Nature and Environment Education - SCHOOL PROGRAMS - QUEEN CONCH
The Queen Conch is an endangered species whose numbers in the waters off Bonaire have been vastly reduced by over-fishing. Hence it is a protected species here, so it must not be caught. This species is also endangered worldwide, and therefore trade in conch is regulated by CITES (the Convention on International Trade in Endangered Species of Wild Fauna and Flora).
The Queen Conch or Pink Conch (pronounced "konk") is a mollusk whose scientific name - Strombus gigas - means "giant spiral shell".
History of Bonaire’s Queen Conchs: Fossils indicate that conch first appeared about sixty-five million years ago. Archaeological evidence shows the shell was used 3,000 years ago on Bonaire for cooking pots, chisels, knives, scrapers, hooks, earrings, buttons and pendants.
In Bonaire, most conchs are found in the waters of Lac. Oral history tells us that conch used to be an important export product. Sailing vessels came from Curaçao in the bay of Lac to buy conch from the fishermen who lived at Cai. The conch was sold in Curaçao and other Caribbean islands. Many households received their incomes from selling conch. Back then, Bonaire’s population was small. In those days, the fishermen probably sold around 500 conchs per month. Calculations were made from estimates of the conch piles. At Cai in the late seventies there were around 10 piles with a height between 2.5 and 3.5 meters. The population of Bonaire continued to grow and people continued taking conch. Tourism started to flourish in Bonaire. As the island’s economy continued to grow, so did the number of restaurants, small guesthouses and hotels. Besides fishing for conch for consumption, with the arrival of tourists, people started to make souvenirs from the conch shells.
Importance of Protecting Conch: In December 1969 scientists P. Wagenaar Hummelinck and P.J. Roos cautioned Bonaire’s government that conch fishing had become unsustainable because conch numbers had dwindled. Belatedly, with the introduction of the Marine Ordinance in 1985, conch became a protected species and catching conch was prohibited.
Killing conch is unfortunately still rather common. The rangers of the BNMP continue to apprehend poachers.
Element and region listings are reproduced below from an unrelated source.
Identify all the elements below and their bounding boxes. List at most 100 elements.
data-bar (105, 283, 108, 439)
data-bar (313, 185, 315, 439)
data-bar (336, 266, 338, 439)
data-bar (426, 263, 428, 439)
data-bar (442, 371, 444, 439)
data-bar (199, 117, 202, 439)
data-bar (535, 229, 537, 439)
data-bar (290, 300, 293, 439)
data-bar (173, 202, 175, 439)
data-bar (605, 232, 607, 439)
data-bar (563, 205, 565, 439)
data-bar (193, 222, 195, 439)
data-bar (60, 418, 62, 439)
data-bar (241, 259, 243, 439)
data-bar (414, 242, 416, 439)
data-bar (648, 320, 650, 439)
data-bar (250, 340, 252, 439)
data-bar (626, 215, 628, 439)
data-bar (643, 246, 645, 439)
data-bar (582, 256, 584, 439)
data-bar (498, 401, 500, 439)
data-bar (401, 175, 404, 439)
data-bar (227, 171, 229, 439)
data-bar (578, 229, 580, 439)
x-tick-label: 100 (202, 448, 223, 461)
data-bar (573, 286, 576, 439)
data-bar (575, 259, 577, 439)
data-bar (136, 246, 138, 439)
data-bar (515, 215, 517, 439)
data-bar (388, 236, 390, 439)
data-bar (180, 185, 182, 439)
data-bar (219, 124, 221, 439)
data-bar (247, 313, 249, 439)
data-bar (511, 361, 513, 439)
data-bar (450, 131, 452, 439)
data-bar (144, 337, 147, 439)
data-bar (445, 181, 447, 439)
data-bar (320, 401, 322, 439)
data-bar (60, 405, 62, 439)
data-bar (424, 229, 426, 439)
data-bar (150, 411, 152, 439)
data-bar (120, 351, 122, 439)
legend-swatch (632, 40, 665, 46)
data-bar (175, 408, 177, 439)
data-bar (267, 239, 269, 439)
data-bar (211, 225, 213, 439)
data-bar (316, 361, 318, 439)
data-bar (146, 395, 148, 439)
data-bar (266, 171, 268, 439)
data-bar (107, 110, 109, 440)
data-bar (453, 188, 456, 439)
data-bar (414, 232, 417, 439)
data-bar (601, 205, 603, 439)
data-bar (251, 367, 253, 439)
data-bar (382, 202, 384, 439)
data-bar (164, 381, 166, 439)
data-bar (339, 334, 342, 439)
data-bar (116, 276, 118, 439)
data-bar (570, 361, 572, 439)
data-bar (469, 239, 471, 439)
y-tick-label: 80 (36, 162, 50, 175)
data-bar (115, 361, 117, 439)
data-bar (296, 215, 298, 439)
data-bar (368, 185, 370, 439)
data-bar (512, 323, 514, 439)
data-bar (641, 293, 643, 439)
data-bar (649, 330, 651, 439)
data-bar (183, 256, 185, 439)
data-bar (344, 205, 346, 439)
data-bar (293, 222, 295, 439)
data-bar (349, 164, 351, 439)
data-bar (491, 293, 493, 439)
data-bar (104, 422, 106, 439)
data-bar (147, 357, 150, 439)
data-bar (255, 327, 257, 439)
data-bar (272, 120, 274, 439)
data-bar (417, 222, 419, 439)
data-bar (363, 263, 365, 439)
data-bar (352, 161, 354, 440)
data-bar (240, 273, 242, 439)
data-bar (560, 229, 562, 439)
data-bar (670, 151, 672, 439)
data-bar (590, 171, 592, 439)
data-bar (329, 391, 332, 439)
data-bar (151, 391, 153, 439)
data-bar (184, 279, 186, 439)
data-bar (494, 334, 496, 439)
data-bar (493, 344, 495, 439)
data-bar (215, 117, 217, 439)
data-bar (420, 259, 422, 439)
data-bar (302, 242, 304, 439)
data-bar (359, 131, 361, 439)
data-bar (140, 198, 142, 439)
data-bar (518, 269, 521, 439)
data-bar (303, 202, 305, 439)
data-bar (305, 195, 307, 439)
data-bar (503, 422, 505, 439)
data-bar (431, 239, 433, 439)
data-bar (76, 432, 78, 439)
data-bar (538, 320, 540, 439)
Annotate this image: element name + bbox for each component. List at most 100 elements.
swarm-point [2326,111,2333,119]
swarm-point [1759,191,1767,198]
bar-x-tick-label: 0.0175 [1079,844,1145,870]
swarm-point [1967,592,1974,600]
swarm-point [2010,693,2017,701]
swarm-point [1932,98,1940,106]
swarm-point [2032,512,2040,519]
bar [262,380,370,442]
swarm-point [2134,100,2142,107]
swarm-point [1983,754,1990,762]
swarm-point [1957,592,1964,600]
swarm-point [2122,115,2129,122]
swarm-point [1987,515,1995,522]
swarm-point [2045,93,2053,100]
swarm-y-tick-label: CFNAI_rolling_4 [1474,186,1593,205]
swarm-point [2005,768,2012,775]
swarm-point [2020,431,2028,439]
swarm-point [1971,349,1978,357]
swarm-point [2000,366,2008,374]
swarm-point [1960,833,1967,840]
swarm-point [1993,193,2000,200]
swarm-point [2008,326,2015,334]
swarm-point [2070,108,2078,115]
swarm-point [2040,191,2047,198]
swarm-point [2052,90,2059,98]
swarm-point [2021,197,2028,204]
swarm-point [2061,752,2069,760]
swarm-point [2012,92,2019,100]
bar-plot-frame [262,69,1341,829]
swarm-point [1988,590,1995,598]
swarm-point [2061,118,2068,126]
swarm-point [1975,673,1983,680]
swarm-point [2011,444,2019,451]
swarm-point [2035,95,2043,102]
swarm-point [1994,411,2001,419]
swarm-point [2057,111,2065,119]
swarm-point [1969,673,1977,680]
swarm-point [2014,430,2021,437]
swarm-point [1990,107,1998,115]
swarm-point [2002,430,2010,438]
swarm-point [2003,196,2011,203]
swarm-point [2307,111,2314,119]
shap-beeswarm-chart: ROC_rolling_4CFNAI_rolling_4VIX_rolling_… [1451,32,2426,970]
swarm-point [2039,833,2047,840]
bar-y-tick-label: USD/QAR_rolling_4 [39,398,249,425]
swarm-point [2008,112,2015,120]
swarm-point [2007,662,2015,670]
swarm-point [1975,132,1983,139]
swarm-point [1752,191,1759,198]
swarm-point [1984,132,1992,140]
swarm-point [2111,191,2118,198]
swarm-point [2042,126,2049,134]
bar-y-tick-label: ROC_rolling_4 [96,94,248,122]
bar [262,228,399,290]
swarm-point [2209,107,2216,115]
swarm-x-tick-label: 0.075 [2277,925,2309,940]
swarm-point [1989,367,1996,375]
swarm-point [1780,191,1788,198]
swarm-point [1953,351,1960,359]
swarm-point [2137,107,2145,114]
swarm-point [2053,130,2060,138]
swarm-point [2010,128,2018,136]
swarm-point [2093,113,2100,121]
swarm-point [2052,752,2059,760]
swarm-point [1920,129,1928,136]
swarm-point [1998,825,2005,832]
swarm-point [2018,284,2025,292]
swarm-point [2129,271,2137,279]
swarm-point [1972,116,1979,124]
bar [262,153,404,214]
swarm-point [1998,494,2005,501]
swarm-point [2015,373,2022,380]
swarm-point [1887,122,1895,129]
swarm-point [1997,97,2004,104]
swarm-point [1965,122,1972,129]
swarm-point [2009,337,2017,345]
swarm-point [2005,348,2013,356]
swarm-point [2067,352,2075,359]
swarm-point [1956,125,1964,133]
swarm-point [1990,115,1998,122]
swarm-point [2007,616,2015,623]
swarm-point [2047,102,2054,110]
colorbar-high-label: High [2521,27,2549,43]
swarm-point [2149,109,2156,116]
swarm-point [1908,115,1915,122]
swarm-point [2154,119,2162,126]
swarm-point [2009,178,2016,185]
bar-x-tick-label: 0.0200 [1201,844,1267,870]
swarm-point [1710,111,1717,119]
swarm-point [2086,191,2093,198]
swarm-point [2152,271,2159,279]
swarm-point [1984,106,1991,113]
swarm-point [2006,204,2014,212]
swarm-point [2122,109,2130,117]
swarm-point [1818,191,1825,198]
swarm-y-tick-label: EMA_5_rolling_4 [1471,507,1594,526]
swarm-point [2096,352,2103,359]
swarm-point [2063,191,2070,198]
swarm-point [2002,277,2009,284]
If poaching does not stop, conch will become extinct on Bonaire.
If you see anyone take a living Queen Conch or the shell, please report this immediately to a Bonaire Marine Park Ranger (786-8444 or 717-8444). We must all help to protect and preserve nature. Please explain this to others.
The goal of protecting conch is for conch again to provide a source of income for the island. If today we leave the conch in the sea where they can grow and have babies, in the future this will occur.
Reproduction: Queen Conchs will usually mate in shallow waters in sandy areas behind coral reefs. The female lays egg masses with about half a million embryos. It takes about five days for the embryos to leave the eggs and travel to the surface. At this stage, they are called veligers, and they drift in the ocean for about 3 weeks. Later, at about the size of a grain of sand, they lose their swimming ability and settle to the bottom. By this time, they have developed a tiny transparent shell called protoconch with a foot and a mouth. They reach a shell length of close to 3 inches after 1 year and 5 inches after 2 years. Unfortunately, very few of the original half a million embryos reach this stage.
After 3 years the conch is finally mature. It will then weigh approximately 2 lbs. and will have reached a length of roughly 8 inches. The shell length will increase at an average rate of three inches per year in its active growing stage. The average life span is about 6 to 10 years if people obey the law and allow the animal to keep living.
The Queen Conch lives in warm shallow waters throughout the Caribbean. During the daytime they are usually buried in the sand and come out to feed at night on algae and sea grass.
The Queen Conch or Pink Conch (Strombus gigas, named by Linnaeus in 1758) is a gastropod, a soft-bodied type of mollusk that is protected by a very hard shell. It is an invertebrate, an animal without a backbone.
The shell: The Queen Conch has a large, spiral shell often lined in pink. The conch's mantle, a thin layer of tissue located between the body and the shell, creates the shell. The conch builds the hard shell from calcium carbonate that it extracts from the sea. The shell is up to 1 foot (30 cm) long. The lip of the shell is flared and has spines to deter its many predators.
Anatomy: The body is divided into the head, the visceral mass, and the foot, which is small. The conch has two pairs of tentacles on the head; it has a light-sensitive eyespot located on each of the larger tentacles. The smaller pair of tentacles is used for the sense of smell and the sense of touch. The small operculum (which is like a trap door) is located on the foot and looks a bit like (and works like) a claw. Young conchs are able to bury themselves in the sand when they are in danger.
Diet: Conchs eat grasses, algae, and floating organic debris. They eat using a radula, a rough tongue-like organ that has thousands of tiny denticles (tooth-like protrusions).